For those who aren’t accustomed to non-binary realities, it can be easy to get lost in the numerous labels and terminology. What’s important isn’t the exceptionalism of your knowledge, but rather your willingness to learn about and from non-binary people. Keep in mind however the emotional labor taken on these people who may feel like they have to constantly educate others on their own existence, so remind yourself that other resources are at your availability for your questions as well.
It’s important to also remember that someone’s expression of self, romantic or sexual orientation doesn’t equate to their gender identity. A woman having short hair doesn’t make her less of a woman, and a man who enjoys wearing dresses or makeup doesn’t make him less of a man. While gender expectations have slowly become less demanding over time, the remainder of said expectations and stereotypes tends to fall upon transgender, non-binary and gender non-conforming people. If we don’t conform well enough with the norms of our assigned sex, we’re seen as abnormalities. If we don’t conform to the standards of our gender identity (for instance, a transgender man who is seen as too feminine), we’re told that we’re not “trying enough” to fit in or that we aren’t “trans enough”. Even though the concept of passing, meaning that we are perceived by others as our true self rather than our assigned sex, can be a matter of safety in a very cis and binary-dominated world, our validity as trans people shouldn’t have to rely on the very same stereotypes that non-transgender people have been working themselves away from.
Pronouns for non-binary people differ from one person to the next. While some may choose to go with neutral options like “they/them”, “ze/hir” or “xe/xem”, others may choose to use “she/her” or “he/him” pronouns. Choosing to use these pronouns doesn’t make a person any less non-binary than using gender-neutral pronouns.
Some individuals may choose to undergo hormone replacement therapy (HRT), such as testosterone or estrogen. They may decide to undergo gender affirmation surgery, such as a double mastectomy (top surgery), a phalloplasty or a vaginoplasty, just to name a few examples. Some may choose to have neither or have both. There are as many narratives to trans people’s medical transition (as well as any type of transition) as there are trans people, so every experience is unique.

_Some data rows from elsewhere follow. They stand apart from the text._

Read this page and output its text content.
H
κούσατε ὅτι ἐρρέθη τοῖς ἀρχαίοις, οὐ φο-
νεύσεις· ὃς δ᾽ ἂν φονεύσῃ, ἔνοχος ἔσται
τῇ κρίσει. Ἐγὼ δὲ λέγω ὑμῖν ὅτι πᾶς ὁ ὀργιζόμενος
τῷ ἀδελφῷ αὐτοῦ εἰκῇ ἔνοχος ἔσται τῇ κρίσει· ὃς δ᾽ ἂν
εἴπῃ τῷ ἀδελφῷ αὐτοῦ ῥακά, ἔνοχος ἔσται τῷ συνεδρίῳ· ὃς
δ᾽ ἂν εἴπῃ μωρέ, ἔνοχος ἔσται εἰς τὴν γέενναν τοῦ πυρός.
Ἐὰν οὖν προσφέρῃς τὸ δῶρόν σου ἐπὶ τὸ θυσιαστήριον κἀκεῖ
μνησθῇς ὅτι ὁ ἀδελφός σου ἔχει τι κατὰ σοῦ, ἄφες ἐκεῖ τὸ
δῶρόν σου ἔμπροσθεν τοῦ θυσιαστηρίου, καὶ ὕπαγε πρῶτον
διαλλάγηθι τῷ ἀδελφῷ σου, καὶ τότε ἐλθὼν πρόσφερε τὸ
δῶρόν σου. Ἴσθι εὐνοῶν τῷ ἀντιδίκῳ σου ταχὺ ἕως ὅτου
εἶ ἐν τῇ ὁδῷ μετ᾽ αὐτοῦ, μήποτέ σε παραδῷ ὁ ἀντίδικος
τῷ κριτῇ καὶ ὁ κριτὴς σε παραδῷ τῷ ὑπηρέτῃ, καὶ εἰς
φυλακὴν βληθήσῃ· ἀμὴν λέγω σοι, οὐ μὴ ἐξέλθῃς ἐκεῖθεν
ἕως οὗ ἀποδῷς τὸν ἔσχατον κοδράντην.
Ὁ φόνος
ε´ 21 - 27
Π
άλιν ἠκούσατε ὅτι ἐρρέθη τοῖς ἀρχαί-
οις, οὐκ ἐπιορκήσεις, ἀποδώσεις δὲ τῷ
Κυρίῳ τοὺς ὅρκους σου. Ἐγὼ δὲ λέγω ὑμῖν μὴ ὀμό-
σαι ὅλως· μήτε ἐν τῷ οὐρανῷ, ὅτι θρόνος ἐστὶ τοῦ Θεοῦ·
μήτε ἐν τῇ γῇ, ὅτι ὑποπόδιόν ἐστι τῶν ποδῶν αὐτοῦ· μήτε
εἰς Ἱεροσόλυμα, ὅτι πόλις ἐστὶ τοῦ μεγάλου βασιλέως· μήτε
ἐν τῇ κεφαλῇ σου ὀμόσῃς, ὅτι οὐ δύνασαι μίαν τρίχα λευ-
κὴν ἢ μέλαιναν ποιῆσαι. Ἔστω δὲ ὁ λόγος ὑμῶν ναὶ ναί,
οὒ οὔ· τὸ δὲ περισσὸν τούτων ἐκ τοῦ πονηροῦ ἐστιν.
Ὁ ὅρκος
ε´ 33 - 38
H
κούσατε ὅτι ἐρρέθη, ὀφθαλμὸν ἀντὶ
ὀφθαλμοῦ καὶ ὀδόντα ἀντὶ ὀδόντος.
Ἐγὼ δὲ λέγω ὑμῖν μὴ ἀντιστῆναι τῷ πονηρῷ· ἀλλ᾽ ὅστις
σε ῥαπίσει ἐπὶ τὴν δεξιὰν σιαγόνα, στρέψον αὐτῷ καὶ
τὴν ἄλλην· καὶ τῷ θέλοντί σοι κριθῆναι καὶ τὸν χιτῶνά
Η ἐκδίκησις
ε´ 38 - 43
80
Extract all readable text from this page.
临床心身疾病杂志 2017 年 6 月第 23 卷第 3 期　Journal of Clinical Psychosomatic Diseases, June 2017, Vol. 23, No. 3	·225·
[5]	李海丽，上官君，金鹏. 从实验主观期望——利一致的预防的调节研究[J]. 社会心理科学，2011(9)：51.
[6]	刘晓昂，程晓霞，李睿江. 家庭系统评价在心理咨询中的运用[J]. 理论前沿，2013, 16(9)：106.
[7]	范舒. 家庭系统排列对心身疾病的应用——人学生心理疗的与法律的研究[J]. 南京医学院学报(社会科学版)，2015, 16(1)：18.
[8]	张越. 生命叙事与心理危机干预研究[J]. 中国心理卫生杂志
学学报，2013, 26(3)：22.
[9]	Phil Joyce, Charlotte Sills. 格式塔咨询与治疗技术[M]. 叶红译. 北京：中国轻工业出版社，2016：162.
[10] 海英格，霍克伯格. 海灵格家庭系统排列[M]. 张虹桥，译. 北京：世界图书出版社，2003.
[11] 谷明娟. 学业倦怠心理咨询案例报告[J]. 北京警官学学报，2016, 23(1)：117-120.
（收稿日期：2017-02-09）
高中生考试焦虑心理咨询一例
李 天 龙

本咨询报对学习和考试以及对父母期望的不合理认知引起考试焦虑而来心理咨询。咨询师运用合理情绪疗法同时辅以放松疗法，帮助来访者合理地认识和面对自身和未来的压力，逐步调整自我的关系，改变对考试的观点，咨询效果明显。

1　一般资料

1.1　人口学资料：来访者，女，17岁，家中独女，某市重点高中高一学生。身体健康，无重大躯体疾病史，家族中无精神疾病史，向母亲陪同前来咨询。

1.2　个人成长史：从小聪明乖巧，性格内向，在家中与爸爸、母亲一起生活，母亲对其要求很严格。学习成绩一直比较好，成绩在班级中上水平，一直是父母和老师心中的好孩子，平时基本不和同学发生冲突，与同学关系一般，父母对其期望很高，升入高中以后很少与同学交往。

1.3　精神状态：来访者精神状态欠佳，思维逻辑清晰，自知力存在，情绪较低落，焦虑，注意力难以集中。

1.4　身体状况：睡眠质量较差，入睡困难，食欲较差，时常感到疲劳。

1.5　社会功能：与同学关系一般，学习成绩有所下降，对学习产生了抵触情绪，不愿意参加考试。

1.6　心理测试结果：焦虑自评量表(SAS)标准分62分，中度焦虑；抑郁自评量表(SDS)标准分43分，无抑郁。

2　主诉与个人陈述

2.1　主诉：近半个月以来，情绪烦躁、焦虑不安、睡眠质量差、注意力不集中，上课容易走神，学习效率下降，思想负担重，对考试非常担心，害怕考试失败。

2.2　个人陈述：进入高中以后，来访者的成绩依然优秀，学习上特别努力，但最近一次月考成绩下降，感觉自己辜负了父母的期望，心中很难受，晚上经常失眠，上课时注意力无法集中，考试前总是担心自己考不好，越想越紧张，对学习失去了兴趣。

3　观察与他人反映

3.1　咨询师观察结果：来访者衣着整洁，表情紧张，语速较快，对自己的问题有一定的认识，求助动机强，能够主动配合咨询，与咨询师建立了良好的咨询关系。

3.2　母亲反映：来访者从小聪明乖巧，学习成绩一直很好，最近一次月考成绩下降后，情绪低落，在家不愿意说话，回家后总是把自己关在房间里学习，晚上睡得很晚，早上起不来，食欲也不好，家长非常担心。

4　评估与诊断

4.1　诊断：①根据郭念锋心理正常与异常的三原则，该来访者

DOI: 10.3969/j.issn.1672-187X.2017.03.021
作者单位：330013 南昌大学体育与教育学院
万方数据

Navigating the world as a non-binary person is a challenge in itself. Being able to access gender-affirming care can mean having to pay fees for reference letters, prescriptions and/or surgeries. Not all medical professionals have proper training to treat us, meaning that we can be subjected to evaluations meant to deem us ‘’worthy enough” to access vital healthcare. Many regions do not yet allow modifications to official documents like birth certificates, making any legal process a challenge. This is particularly the case for trans and non-binary migrants. The current educational system rarely makes mention of non-binary individuals, leading youth to be further ostracized and isolated from gaining access to resources about their own self. All of the strains mentioned above, among others, contribute to systematic discrimination of transgender and non-binary people, making the simple act of existing a genuine act of resistance. It shouldn’t have to be this challenging and draining to exist.
Regardless of where you are on your journey to self-discovery, one of the most crucial aspects to blossoming as a non-binary person is having an adequate support system. Whether it be family members or friends, having people you can count on as you learn more about yourself and build your self-esteem to express yourself to the fullest is of utmost importance. They’ll be the ones by your side as you get your first haircut, take your first hormone shot or accompany you to the doctor’s office to get your bandages removed. You are not alone; we all have a chosen family with us.